Un employé du CN porte une pancarte à l'extérieur du siège social du CN à Montréal, le mardi 26 novembre 2019.

Un travailleur syndiqué devant les bureaux du CN à Montréal.

Photo : La Presse canadienne / Graham Hughes

Le syndicat des Teamsters et le Canadien National (CN) concluent une entente de principe pour renouveler leur contrat de travail, échu depuis le 23 juillet.

Cette entente vient mettre un terme au débrayage entrepris le 19 novembre par les 3200 chefs, agents de train et agents de triage du CN. Les enjeux de santé et sécurité du travail étaient au coeur du litige.

Je suis heureux d’annoncer que nous avons conclu une entente de principe avec le Canadien National, a confirmé dans un communiqué le président de Teamsters Canada, François Laporte.

Cet accord permettra aux 3200 employés du CN de retourner au travail dès 14 h, aux heures locales, aujourd'hui, et les affectations au service de manoeuvre débuteront demain à 6 h, indique pour sa part le CN.

Le transporteur ferroviaire ajoute que les résultats du vote sur la ratification sont attendus d'ici huit semaines, et précise qu'il n'y aura aucun moyen de pression durant la période de ratification.

Les détails de l'entente n'ont pas été divulgués afin que les syndiqués soient les premiers à en prendre connaissance. Le vote de ratification, qui s'effectuera par voie électronique, aura lieu ultérieurement.

Des dizaines de syndiqués du CN faisaient du piquetage mardi matin devant le siège social du CN, rue de la Gauchetière Ouest, au centre-ville de Montréal, lorsque l'entente de principe a été annoncée.

Fin de la grève au CN

Lors d'un bref point de presse donné en leur présence, le président du comité de négociations des Teamsters, Alain Gatien, a assuré qu'il était satisfait de l'entente conclue.

On est sorti avec ce qu'on voulait avoir, a-t-il lancé, après avoir déclaré qu'il a bon espoir que l'entente sera ratifiée.

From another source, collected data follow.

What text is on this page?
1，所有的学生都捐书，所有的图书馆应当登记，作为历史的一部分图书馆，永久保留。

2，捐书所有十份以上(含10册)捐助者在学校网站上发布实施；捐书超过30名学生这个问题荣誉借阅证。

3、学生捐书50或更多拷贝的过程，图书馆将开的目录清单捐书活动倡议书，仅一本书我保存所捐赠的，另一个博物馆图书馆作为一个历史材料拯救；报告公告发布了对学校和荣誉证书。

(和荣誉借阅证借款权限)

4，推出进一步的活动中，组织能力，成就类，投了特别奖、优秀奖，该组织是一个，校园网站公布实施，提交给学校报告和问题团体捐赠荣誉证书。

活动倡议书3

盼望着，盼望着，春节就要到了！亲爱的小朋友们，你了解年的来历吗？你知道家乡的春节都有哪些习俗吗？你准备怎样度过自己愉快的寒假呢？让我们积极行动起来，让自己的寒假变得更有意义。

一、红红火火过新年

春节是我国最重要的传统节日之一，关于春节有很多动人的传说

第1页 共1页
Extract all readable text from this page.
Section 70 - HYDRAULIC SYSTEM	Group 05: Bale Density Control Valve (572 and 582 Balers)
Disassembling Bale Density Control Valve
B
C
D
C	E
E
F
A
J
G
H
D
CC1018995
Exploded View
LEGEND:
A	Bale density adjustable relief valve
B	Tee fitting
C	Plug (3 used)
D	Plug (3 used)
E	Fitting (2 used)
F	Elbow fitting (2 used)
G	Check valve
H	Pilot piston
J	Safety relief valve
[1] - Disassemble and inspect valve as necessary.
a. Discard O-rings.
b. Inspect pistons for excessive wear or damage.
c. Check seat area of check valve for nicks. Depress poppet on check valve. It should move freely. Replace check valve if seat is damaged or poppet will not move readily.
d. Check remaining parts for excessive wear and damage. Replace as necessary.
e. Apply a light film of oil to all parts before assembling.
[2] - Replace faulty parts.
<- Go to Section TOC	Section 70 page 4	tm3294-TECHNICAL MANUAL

Ça fait deux jours qu’on ne dort pas. On a commencé hier matin, et on vient de finir, a aussi lâché M. Gatien pour illustrer l'intensité du dernier blitz de négociations.

Des fleurs pour le gouvernement Trudeau

Dans leur communiqué, les Teamsters remercient spécifiquement le premier ministre canadien Justin Trudeau d’avoir respecté le droit de grève des travailleuses et travailleurs.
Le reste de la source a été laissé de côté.